On 9/29/23, Christian Brauner <brauner@...nel.org> wrote:
> On Fri, Sep 29, 2023 at 03:31:29PM +0200, Jann Horn wrote:
>> On Fri, Sep 29, 2023 at 11:20 AM Christian Brauner <brauner@...nel.org>
>> wrote:
>> > > But yes, that protection would be broken by SLAB_TYPESAFE_BY_RCU,
>> > > since then the "f_count is zero" is no longer a final thing.
>> >
>> > I've tried coming up with a patch that is simple enough so the pattern
>> > is easy to follow and then converting all places to rely on a pattern
>> > that combine lookup_fd_rcu() or similar with get_file_rcu(). The
>> > obvious
>> > thing is that we'll force a few places to now always acquire a
>> > reference
>> > when they don't really need one right now and that already may cause
>> > performance issues.
>>
>> (Those places are probably used way less often than the hot
>> open/fget/close paths though.)
>>
>> > We also can't fully get rid of plain get_file_rcu() uses itself because
>> > of users such as mm->exe_file. They don't go from one of the rcu
>> > fdtable
>> > lookup helpers to the struct file obviously. They rcu replace the file
>> > pointer in their struct ofc so we could change get_file_rcu() to take a
>> > struct file __rcu **f and then comparing that the passed in pointer
>> > hasn't changed before we managed to do atomic_long_inc_not_zero().
>> > Which
>> > afaict should work for such cases.
>> >
>> > But overall we would introduce a fairly big and at the same time subtle
>> > semantic change. The idea is pretty neat and it was fun to do but I'm
>> > just not convinced we should do it given how ubiquitous struct file is
>> > used and now to make the semanics even more special by allowing
>> > refcounts.
>> >
>> > I've kept your original release_empty_file() proposal in vfs.misc which
>> > I think is a really nice change.
>> >
>> > Let me know if you all passionately disagree. ;)
>
> So I'm appending the patch I had played with and a fix from Jann on top.
> @Linus, if you have an opinion, let me know what you think.
>
> Also available here:
> https://gitlab.com/brauner/linux/-/commits/vfs.file.rcu
>
> Might be interesting if this could be perfed to see if there is any real
> gain for workloads with massive numbers of fds.
>

I would feel safer with a guaranteed way to tell that the file was reallocated.

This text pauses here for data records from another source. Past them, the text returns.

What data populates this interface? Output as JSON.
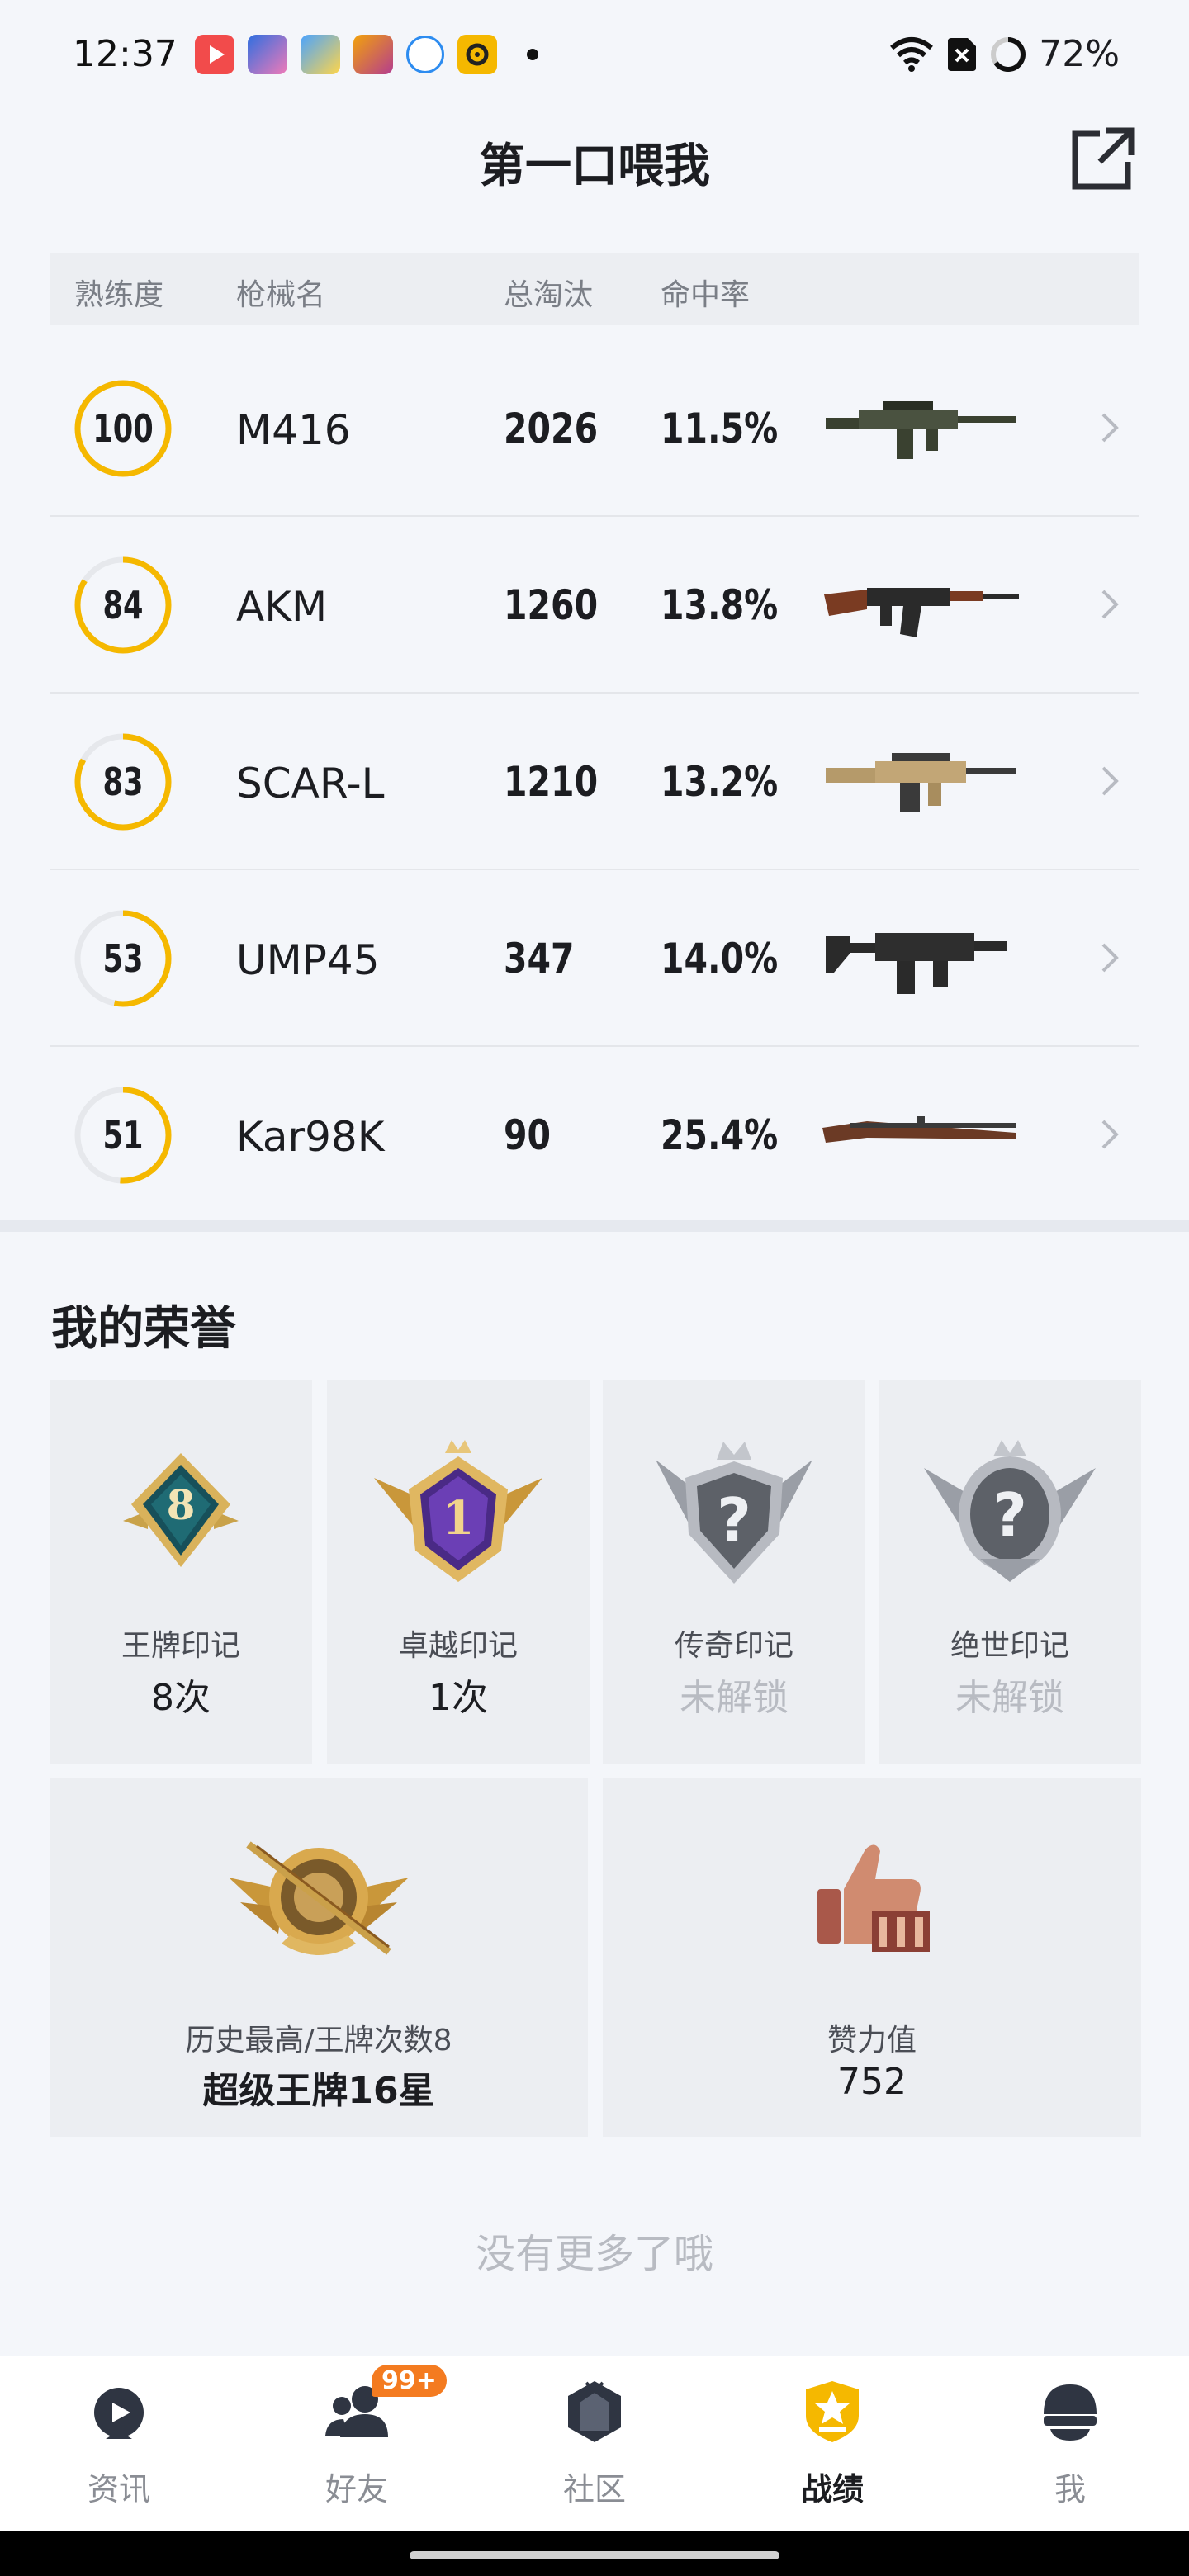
{
  "status_bar": {
    "time": "12:37",
    "battery": "72%"
  },
  "header": {
    "title": "第一口喂我"
  },
  "table": {
    "columns": [
      "熟练度",
      "枪械名",
      "总淘汰",
      "命中率"
    ],
    "rows": [
      {
        "proficiency": "100",
        "progress": 1.0,
        "name": "M416",
        "kills": "2026",
        "hit_rate": "11.5%",
        "gun_icon": "assault-rifle-icon"
      },
      {
        "proficiency": "84",
        "progress": 0.84,
        "name": "AKM",
        "kills": "1260",
        "hit_rate": "13.8%",
        "gun_icon": "akm-rifle-icon"
      },
      {
        "proficiency": "83",
        "progress": 0.83,
        "name": "SCAR-L",
        "kills": "1210",
        "hit_rate": "13.2%",
        "gun_icon": "scar-rifle-icon"
      },
      {
        "proficiency": "53",
        "progress": 0.53,
        "name": "UMP45",
        "kills": "347",
        "hit_rate": "14.0%",
        "gun_icon": "smg-icon"
      },
      {
        "proficiency": "51",
        "progress": 0.51,
        "name": "Kar98K",
        "kills": "90",
        "hit_rate": "25.4%",
        "gun_icon": "bolt-rifle-icon"
      }
    ]
  },
  "honors": {
    "title": "我的荣誉",
    "marks": [
      {
        "label": "王牌印记",
        "value": "8次",
        "locked": false,
        "badge_text": "8"
      },
      {
        "label": "卓越印记",
        "value": "1次",
        "locked": false,
        "badge_text": "1"
      },
      {
        "label": "传奇印记",
        "value": "未解锁",
        "locked": true,
        "badge_text": "?"
      },
      {
        "label": "绝世印记",
        "value": "未解锁",
        "locked": true,
        "badge_text": "?"
      }
    ],
    "rank": {
      "label": "历史最高/王牌次数8",
      "value": "超级王牌16星"
    },
    "likes": {
      "label": "赞力值",
      "value": "752"
    }
  },
  "footer_text": "没有更多了哦",
  "tabs": [
    {
      "label": "资讯",
      "icon": "news-icon",
      "active": false
    },
    {
      "label": "好友",
      "icon": "friends-icon",
      "active": false,
      "badge": "99+"
    },
    {
      "label": "社区",
      "icon": "community-icon",
      "active": false
    },
    {
      "label": "战绩",
      "icon": "record-icon",
      "active": true
    },
    {
      "label": "我",
      "icon": "profile-icon",
      "active": false
    }
  ],
  "colors": {
    "accent": "#f5b800",
    "ring_track": "#e6e8ec",
    "badge": "#f47b20"
  }
}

I think this could track allocs/frees with a sequence counter embedded
into the object, say odd means deallocated and even means allocated.

Then you would know for a fact whether you raced with the file getting
whacked and would never have to wonder if you double-checked
everything you needed (like that f_mode) thing.

This would also mean that consumers which get away with poking around
the file without getting a ref could still do it, this is at least
true for tid_fd_mode. All of them would need patching though.

Extending struct file is not ideal by any means, but the good news is that:
1. there is a 4 byte hole in there, if one is fine with an int-sized counter
2. if one insists on 8 bytes, the struct is 232 bytes on my kernel
(debian). still some room up to 256, so it may be tolerable?